Externs encouraged grassroots activism to push for funding for the National Veterinary Medical Services Act. Although signed into law in December 2003, the legislation did not specify a funding amount, thus requiring another law or amendment to appropriate money to repay student loans for veterinarians who work in high-need areas.
Andrea Henderson, a fourth-year student from Virginia-Maryland Regional College of Veterinary Medicine, encouraged SAVMA delegates to begin letter-writing campaigns at their schools in support of funding NVMSA.
Externs worked not only to pass bills but also to defeat those harmful to animals or the profession. One such bill was the American Horse Slaughter Prevention Act, a bill the AVMA opposed but which had 224 co-sponsors in the House and seven in the Senate. Facing this uphill battle, externs took to Capitol Hill to lobby members of Congress to oppose the bill.
Lynne White, a fourth-year student from the University of Illinois, met with congressional staffers and became effective advocates against the bill, even persuading some members to remove their names as co-sponsors.
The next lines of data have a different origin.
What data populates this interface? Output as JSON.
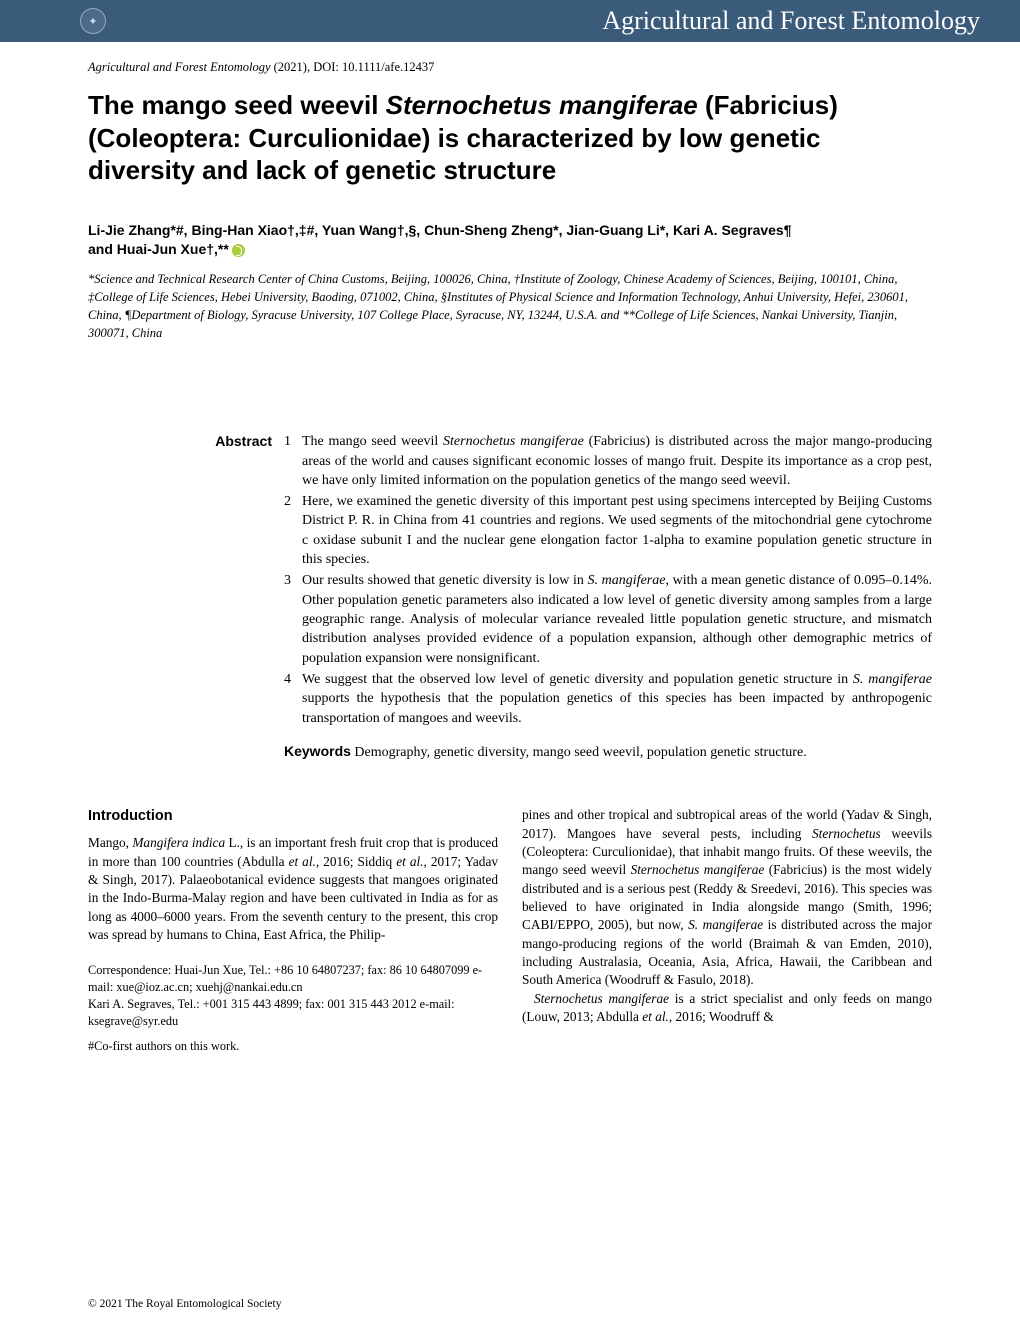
{
  "journal_bar": {
    "title": "Agricultural and Forest Entomology",
    "bar_color": "#3a5c7a",
    "text_color": "#ffffff"
  },
  "citation": {
    "journal": "Agricultural and Forest Entomology",
    "year_doi": " (2021), DOI: 10.1111/afe.12437"
  },
  "title": {
    "pre": "The mango seed weevil ",
    "species": "Sternochetus mangiferae",
    "post": " (Fabricius) (Coleoptera: Curculionidae) is characterized by low genetic diversity and lack of genetic structure"
  },
  "authors_line1": "Li-Jie Zhang*#, Bing-Han Xiao†,‡#, Yuan Wang†,§, Chun-Sheng Zheng*, Jian-Guang Li*, Kari A. Segraves¶",
  "authors_line2": "and Huai-Jun Xue†,**",
  "affiliations": "*Science and Technical Research Center of China Customs, Beijing, 100026, China, †Institute of Zoology, Chinese Academy of Sciences, Beijing, 100101, China, ‡College of Life Sciences, Hebei University, Baoding, 071002, China, §Institutes of Physical Science and Information Technology, Anhui University, Hefei, 230601, China, ¶Department of Biology, Syracuse University, 107 College Place, Syracuse, NY, 13244, U.S.A. and **College of Life Sciences, Nankai University, Tianjin, 300071, China",
  "abstract_label": "Abstract",
  "abstract_items": [
    {
      "n": "1",
      "pre": "The mango seed weevil ",
      "it": "Sternochetus mangiferae",
      "post": " (Fabricius) is distributed across the major mango-producing areas of the world and causes significant economic losses of mango fruit. Despite its importance as a crop pest, we have only limited information on the population genetics of the mango seed weevil."
    },
    {
      "n": "2",
      "pre": "Here, we examined the genetic diversity of this important pest using specimens intercepted by Beijing Customs District P. R. in China from 41 countries and regions. We used segments of the mitochondrial gene cytochrome c oxidase subunit I and the nuclear gene elongation factor 1-alpha to examine population genetic structure in this species.",
      "it": "",
      "post": ""
    },
    {
      "n": "3",
      "pre": "Our results showed that genetic diversity is low in ",
      "it": "S. mangiferae",
      "post": ", with a mean genetic distance of 0.095–0.14%. Other population genetic parameters also indicated a low level of genetic diversity among samples from a large geographic range. Analysis of molecular variance revealed little population genetic structure, and mismatch distribution analyses provided evidence of a population expansion, although other demographic metrics of population expansion were nonsignificant."
    },
    {
      "n": "4",
      "pre": "We suggest that the observed low level of genetic diversity and population genetic structure in ",
      "it": "S. mangiferae",
      "post": " supports the hypothesis that the population genetics of this species has been impacted by anthropogenic transportation of mangoes and weevils."
    }
  ],
  "keywords_label": "Keywords",
  "keywords_text": " Demography, genetic diversity, mango seed weevil, population genetic structure.",
  "intro_heading": "Introduction",
  "col_left_p1_pre": "Mango, ",
  "col_left_p1_it": "Mangifera indica",
  "col_left_p1_post": " L., is an important fresh fruit crop that is produced in more than 100 countries (Abdulla ",
  "col_left_p1_it2": "et al.",
  "col_left_p1_post2": ", 2016; Siddiq ",
  "col_left_p1_it3": "et al.",
  "col_left_p1_post3": ", 2017; Yadav & Singh, 2017). Palaeobotanical evidence suggests that mangoes originated in the Indo-Burma-Malay region and have been cultivated in India as for as long as 4000–6000 years. From the seventh century to the present, this crop was spread by humans to China, East Africa, the Philip-",
  "correspondence_l1": "Correspondence:   Huai-Jun Xue, Tel.: +86 10 64807237; fax: 86 10 64807099 e-mail: xue@ioz.ac.cn; xuehj@nankai.edu.cn",
  "correspondence_l2": "Kari A. Segraves, Tel.: +001 315 443 4899; fax: 001 315 443 2012 e-mail: ksegrave@syr.edu",
  "cofirst": "#Co-first authors on this work.",
  "col_right_p1a": "pines and other tropical and subtropical areas of the world (Yadav & Singh, 2017). Mangoes have several pests, including ",
  "col_right_p1_it1": "Sternochetus",
  "col_right_p1b": " weevils (Coleoptera: Curculionidae), that inhabit mango fruits. Of these weevils, the mango seed weevil ",
  "col_right_p1_it2": "Sternochetus mangiferae",
  "col_right_p1c": " (Fabricius) is the most widely distributed and is a serious pest (Reddy & Sreedevi, 2016). This species was believed to have originated in India alongside mango (Smith, 1996; CABI/EPPO, 2005), but now, ",
  "col_right_p1_it3": "S. mangiferae",
  "col_right_p1d": " is distributed across the major mango-producing regions of the world (Braimah & van Emden, 2010), including Australasia, Oceania, Asia, Africa, Hawaii, the Caribbean and South America (Woodruff & Fasulo, 2018).",
  "col_right_p2_it1": "Sternochetus mangiferae",
  "col_right_p2a": " is a strict specialist and only feeds on mango (Louw, 2013; Abdulla ",
  "col_right_p2_it2": "et al.",
  "col_right_p2b": ", 2016; Woodruff &",
  "footer": "© 2021 The Royal Entomological Society"
}
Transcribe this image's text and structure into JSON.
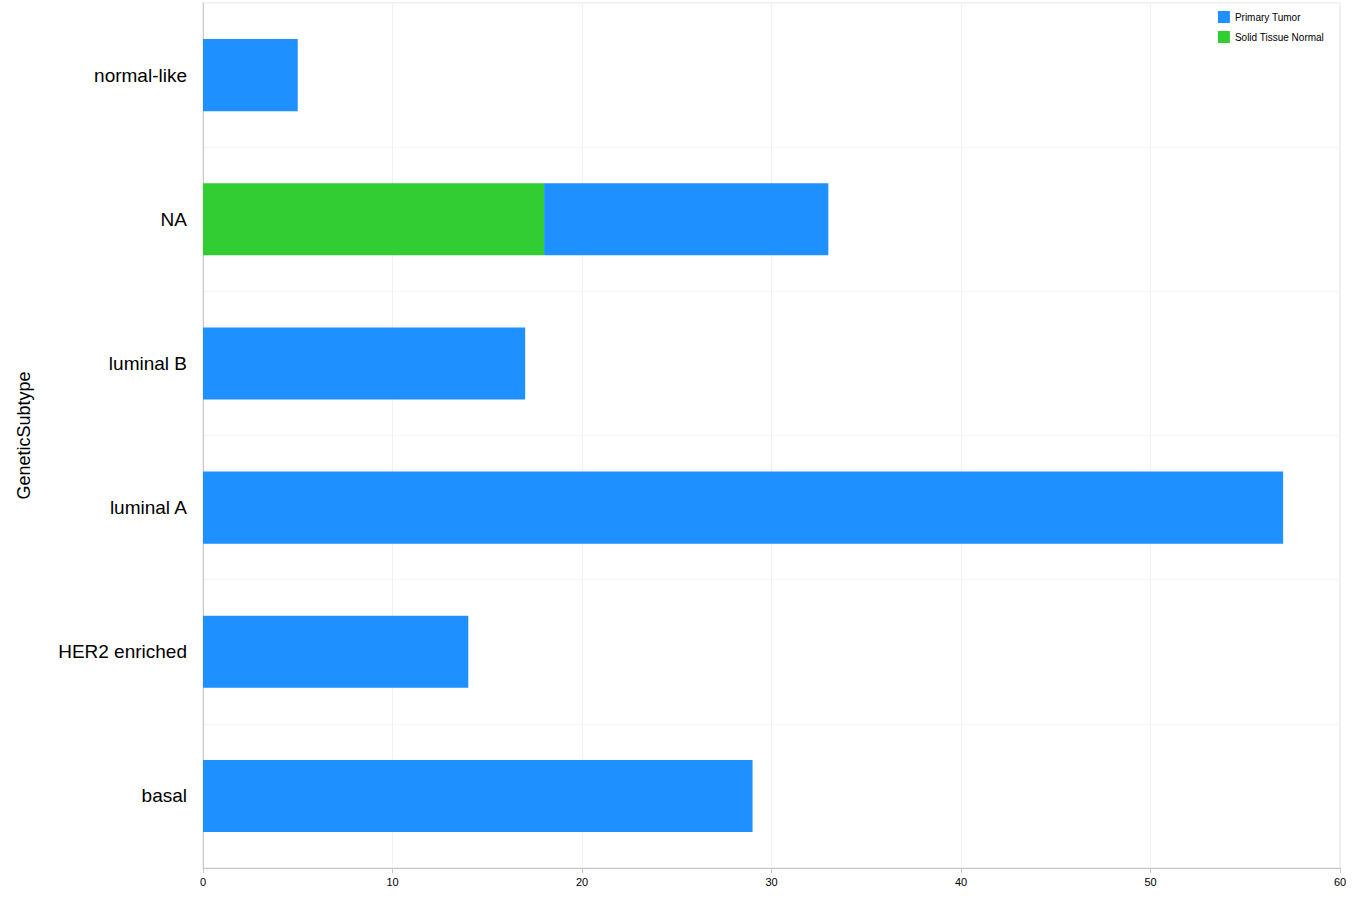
{
  "chart_data": {
    "type": "bar",
    "orientation": "horizontal",
    "stacked": true,
    "y_label": "GeneticSubtype",
    "categories": [
      "basal",
      "HER2 enriched",
      "luminal A",
      "luminal B",
      "NA",
      "normal-like"
    ],
    "series": [
      {
        "name": "Primary Tumor",
        "color": "#1e90ff",
        "values": [
          29,
          14,
          57,
          17,
          15,
          5
        ]
      },
      {
        "name": "Solid Tissue Normal",
        "color": "#32cd32",
        "values": [
          null,
          null,
          null,
          null,
          18,
          null
        ]
      }
    ],
    "xlim": [
      0,
      60
    ],
    "xticks": [
      0,
      10,
      20,
      30,
      40,
      50,
      60
    ],
    "grid": true,
    "legend": "upper right"
  }
}
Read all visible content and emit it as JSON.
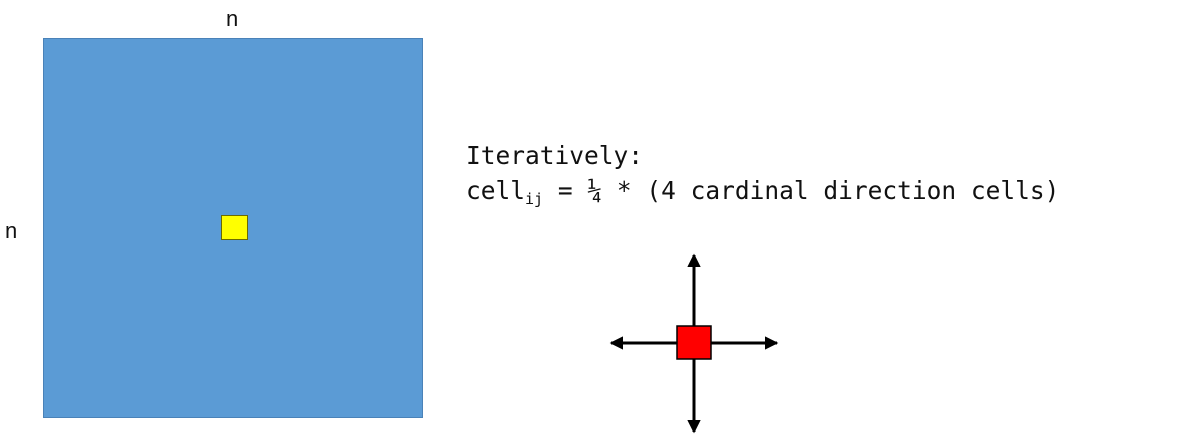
{
  "grid": {
    "top_label": "n",
    "left_label": "n",
    "fill_color": "#5b9bd5",
    "center_cell_color": "#ffff00"
  },
  "description": {
    "line1": "Iteratively:",
    "formula_prefix": "cell",
    "formula_subscript": "ij",
    "formula_suffix": " = ¼ * (4 cardinal direction cells)"
  },
  "stencil": {
    "center_color": "#ff0000",
    "arrow_color": "#000000",
    "arrow_directions": [
      "up",
      "down",
      "left",
      "right"
    ]
  }
}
Although the application deadline for the 2005 AVMA GRD Student Externship Program has passed, the AVMA will begin advertising for the 2006 program at the end of this summer.
Applicants must be SAVMA members who have completed two years of a professional program at an AVMA-accredited school or college. They also must be involved in their school and outside activities. Experience in politics is not a requirement, but extern applicants must have an interest in public policy. Applicants must be motivated and able to work independently of staff.
Also in the upcoming year, the AVMA will likely host veterinary externs—veterinarians working in the GRD office do much of the same work as student externs. Unlike student externs, who receive a $1,000 stipend, veterinary externs self-finance their time in Washington. Interested veterinarians are welcome to apply.